不,不只如此。我不懂你为什么会突然疯言疯语。迈尔斯,你现在跟莉亚在一起。她冰雪聪明、明艳动人,而你们也要同居了。你不该跟我说这些话。这样不公平。 只要妳跟我说还有一丝希望,哪怕是万分之一的机会,我就会告诉莉亚 哈啰,莉亚兴高采烈地打声招呼,身穿时髦干练的工作套装,一手拿着公事包,腋下夹着报纸,宛若闪烁着微光的幽魂出现在我们面前。嗨,亲爱的。她脱掉夹克,坐在迈尔斯身旁,屈身向前,意犹未尽地在他脸颊种下一吻。接着她对我绽露笑容,唇红齿白、肌肤嫩滑,身上带有微微的苹果香,反观迈尔斯浑身啤酒味,而我则是汗水跟单车润滑油的味道。妳手好巧哦。我连轮子有小洞都不会修,只能送到车行去。以前我觉得是该学学DIY,但是后来想一想,如果时间就是金钱,那我自己动手修东西就叫作浪费钱。

这就要看妳怎么衡量时间的价钱了。我一边说一边把新的链条绕在链环上。我尽量不去看她,但心里忍不住想,她有听到刚才的对话吗? 对,她说,确实如此。 于是这段未完的对话就硬生生地中断。迈尔斯坐着看我工作。莉亚表面上在看报,却三不五时地抬头,眯眼偷瞄我们俩的一举一动。我觉得自己像是关在动物园的牢笼,任凭人们透过围栏观赏。 妳还没准备好的话,不用急着搬走。迈尔斯说;他终于回答那个引发深情告白的问题。 三个月的时间,我们不都说好了吗?莉亚说,她连头都懒得从报纸前抬起。 我不记得了。迈尔斯低声咕哝。 我的意思是,你们早就不是学生了,莉亚说,总不能一辈子这样赖在别人家吧。迈尔斯肯留你们住那么多年,实在是太不可思议了。
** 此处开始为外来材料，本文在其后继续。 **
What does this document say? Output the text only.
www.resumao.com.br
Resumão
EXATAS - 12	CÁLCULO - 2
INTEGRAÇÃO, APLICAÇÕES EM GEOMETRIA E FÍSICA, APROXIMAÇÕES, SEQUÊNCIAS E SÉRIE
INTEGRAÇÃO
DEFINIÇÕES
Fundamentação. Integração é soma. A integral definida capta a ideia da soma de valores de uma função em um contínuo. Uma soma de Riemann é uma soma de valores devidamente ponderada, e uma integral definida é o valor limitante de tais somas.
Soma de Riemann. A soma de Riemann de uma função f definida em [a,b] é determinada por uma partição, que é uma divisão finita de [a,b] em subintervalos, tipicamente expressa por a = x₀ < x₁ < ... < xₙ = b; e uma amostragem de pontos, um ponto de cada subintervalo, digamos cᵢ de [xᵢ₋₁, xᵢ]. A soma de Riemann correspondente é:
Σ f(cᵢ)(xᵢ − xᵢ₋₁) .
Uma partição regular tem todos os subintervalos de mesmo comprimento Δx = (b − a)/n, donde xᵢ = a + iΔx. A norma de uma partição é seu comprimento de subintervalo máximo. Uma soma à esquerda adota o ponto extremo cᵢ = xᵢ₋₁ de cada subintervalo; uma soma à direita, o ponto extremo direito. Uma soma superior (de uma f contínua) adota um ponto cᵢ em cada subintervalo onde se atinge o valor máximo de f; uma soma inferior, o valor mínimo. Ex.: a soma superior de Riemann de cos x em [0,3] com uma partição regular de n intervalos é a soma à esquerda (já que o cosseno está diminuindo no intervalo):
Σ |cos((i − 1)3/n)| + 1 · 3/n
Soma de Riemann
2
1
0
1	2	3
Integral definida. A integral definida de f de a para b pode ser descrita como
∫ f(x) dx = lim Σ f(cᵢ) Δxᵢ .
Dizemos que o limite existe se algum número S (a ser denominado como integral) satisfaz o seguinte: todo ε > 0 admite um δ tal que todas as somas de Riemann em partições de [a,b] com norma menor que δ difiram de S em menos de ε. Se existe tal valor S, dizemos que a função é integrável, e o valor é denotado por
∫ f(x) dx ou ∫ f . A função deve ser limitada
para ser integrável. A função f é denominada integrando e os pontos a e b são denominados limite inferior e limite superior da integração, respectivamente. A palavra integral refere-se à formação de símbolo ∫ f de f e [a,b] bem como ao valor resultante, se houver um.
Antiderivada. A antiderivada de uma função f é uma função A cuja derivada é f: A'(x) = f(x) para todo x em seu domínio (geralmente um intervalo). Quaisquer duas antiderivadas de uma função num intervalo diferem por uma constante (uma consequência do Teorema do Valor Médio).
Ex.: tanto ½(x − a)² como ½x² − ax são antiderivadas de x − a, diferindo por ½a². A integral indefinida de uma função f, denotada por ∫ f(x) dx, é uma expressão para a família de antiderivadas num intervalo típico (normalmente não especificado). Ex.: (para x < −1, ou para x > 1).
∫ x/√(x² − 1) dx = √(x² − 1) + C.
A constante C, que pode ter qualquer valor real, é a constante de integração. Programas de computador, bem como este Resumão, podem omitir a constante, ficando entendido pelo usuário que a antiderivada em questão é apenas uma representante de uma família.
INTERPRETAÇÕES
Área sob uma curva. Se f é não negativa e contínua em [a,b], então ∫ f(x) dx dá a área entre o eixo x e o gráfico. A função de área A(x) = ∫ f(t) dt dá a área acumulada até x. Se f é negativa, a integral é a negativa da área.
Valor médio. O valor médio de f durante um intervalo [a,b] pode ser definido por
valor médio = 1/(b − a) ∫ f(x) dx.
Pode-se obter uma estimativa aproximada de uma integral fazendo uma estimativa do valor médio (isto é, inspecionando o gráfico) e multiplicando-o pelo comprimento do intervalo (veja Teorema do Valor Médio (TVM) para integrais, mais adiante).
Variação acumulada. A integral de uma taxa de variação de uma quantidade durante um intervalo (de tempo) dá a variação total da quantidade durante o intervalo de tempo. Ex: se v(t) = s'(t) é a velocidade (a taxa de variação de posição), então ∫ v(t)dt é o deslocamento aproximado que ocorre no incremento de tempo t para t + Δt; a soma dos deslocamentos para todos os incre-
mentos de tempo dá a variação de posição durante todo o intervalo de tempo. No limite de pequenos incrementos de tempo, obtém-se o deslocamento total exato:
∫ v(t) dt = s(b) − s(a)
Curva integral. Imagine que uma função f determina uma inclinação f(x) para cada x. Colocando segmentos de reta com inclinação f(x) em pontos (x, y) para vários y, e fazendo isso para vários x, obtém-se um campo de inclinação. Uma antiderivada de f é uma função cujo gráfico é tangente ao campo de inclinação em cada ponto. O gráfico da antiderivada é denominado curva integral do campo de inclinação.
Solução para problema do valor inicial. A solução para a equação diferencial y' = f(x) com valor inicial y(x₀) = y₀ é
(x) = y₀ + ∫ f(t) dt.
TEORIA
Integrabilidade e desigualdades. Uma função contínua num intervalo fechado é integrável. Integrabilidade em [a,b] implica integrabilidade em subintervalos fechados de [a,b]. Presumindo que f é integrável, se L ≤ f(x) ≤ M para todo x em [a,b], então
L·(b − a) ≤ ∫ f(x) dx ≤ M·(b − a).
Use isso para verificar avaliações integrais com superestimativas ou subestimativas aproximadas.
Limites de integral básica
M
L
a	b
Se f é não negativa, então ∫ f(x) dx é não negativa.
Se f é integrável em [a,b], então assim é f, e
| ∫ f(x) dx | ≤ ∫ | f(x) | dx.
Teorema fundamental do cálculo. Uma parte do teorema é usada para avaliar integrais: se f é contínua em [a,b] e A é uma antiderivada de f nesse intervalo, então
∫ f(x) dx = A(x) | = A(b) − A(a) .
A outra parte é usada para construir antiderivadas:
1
我虽不发一语,却给迈尔斯一个蕴含讥讽的眼神。 严格来说,迈尔斯说,他们有付房租,还帮忙处理家务。 如果你指的是达利欧的DIY,我就不确定它是不是必要的附加价值了。 链条上好了,我对着运转的零件喷洒润滑油,接着举起单车让后轮离地,并摇动脚蹬,让车轮快转发出朦胧的银光。这幅画面好美。喝啤酒的时间到了。 那个女的叫什么来着?莉亚问道,遇害身亡的那个。 佩姬。我说。 法雷尔,迈尔斯说,玛格丽特.法雷尔。 警方已经逮捕一些嫌犯了。 迈尔斯把报纸抢去看。没什么进展嘛,他说,四个青少年,基于法律的保护原则,无法公布姓名。他们因为涉嫌抢劫及谋杀玛格丽特.法雷尔而被捕。这个嘛,其实也不难想像他们是打哪儿来的。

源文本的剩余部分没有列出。